La semana pasada Williams no logró superar a Angelique Kerber, que se llevó el trofeo. Pero se quedó a las puertas. En septiembre de 2017, al dar a luz a su primera hija, repitió una embolia pulmonar, que ya la apartó de las pistas en 2011.

Tras unos meses de reposo y de recuperación, cogió de nuevo la raqueta y en marzo volvió al terreno de juego: primero en Indian Wells (California), luego en Miami y la Copa Federación y en Roland Garros (Francia), competición que tuvo que abandonar debido a una lesión muscular en el pectoral derecho, que le impedía sacar.
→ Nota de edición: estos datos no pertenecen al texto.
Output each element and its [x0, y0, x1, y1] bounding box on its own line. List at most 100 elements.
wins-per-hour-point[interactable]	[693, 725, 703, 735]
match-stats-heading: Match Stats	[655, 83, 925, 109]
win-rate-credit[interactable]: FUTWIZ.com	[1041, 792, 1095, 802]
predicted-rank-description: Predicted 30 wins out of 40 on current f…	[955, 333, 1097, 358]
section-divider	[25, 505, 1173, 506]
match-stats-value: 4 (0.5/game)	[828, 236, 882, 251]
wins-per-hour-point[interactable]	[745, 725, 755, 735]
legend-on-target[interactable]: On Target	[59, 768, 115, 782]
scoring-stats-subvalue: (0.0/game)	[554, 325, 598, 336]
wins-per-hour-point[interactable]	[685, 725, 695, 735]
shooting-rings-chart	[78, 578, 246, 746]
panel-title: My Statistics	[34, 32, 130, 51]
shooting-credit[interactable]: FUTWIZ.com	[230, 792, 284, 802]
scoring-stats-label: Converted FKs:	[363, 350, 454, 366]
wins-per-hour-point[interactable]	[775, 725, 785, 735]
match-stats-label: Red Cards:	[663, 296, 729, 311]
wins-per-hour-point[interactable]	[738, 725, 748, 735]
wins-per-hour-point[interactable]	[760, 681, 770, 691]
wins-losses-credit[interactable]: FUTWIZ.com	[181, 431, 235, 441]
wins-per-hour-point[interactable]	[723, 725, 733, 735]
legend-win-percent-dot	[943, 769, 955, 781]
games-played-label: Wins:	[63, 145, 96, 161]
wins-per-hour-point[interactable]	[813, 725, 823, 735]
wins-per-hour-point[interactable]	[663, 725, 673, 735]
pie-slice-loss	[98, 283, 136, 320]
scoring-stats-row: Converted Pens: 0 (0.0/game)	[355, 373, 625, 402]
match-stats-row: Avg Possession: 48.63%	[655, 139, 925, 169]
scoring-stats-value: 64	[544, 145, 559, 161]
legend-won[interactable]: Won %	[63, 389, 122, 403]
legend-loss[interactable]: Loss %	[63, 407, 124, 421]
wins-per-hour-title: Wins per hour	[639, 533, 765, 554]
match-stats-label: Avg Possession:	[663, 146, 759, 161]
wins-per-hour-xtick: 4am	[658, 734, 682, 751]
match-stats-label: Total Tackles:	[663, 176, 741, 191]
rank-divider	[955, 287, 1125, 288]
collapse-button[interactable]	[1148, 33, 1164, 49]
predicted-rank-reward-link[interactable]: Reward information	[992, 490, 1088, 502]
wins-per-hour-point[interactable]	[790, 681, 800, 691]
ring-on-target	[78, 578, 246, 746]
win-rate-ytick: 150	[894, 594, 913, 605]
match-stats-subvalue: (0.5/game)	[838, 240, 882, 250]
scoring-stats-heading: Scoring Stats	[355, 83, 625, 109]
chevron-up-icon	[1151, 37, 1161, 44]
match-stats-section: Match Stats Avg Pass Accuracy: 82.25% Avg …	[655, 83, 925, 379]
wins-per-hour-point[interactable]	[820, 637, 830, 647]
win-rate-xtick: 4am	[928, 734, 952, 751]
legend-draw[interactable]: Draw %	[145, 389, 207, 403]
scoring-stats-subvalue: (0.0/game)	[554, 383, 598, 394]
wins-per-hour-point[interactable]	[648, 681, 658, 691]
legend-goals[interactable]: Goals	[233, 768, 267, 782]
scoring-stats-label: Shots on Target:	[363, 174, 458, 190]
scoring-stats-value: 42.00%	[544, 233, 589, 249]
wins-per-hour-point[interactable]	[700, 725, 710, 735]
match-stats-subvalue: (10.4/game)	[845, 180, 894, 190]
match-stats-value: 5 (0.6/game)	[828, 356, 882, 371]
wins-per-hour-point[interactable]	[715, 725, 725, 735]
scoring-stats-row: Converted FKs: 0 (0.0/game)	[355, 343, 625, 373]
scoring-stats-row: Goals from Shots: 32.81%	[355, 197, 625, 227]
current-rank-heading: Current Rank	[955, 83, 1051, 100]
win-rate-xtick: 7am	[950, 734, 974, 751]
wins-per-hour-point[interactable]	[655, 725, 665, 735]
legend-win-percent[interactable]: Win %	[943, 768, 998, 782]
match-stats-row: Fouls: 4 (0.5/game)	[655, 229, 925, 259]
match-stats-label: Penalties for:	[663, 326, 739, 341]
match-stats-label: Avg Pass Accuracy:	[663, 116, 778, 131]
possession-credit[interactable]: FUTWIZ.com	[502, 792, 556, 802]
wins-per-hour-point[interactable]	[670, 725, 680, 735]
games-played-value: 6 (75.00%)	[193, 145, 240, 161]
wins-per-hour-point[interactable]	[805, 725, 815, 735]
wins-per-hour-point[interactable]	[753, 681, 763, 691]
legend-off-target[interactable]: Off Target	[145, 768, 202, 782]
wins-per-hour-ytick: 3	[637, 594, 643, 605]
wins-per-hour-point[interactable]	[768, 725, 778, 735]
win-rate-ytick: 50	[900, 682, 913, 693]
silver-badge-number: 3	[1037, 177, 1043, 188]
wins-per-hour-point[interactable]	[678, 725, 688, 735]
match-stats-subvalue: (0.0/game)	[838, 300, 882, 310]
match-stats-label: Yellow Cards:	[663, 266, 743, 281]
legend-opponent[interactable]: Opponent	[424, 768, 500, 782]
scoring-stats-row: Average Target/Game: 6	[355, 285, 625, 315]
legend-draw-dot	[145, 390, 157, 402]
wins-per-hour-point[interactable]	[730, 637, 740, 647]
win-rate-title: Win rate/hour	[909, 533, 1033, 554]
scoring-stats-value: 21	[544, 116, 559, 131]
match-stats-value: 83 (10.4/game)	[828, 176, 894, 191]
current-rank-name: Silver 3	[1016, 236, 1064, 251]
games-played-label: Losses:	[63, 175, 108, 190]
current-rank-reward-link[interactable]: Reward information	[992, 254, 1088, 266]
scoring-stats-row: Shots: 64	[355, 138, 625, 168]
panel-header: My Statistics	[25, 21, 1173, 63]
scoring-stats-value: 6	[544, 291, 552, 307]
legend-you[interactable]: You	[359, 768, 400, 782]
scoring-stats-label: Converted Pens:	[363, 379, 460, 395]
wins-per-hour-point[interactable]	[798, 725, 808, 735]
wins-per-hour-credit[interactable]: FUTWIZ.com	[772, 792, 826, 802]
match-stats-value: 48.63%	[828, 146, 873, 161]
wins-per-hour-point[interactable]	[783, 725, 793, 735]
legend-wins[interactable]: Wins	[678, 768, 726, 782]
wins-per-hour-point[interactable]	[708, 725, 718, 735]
Pocas semanas después, se ha proclamado subcampeona en Wimbledon.

“Mentalmente es muy, muy difícil. Tener que luchar contra una embolia pulmonar es un reto mental, porque si el pecho me duele, siempre pienso en el peor escenario. Nunca hubiera imaginado que podría tener pensamientos tan traumáticos”, explicó en Londres, según ESPNW.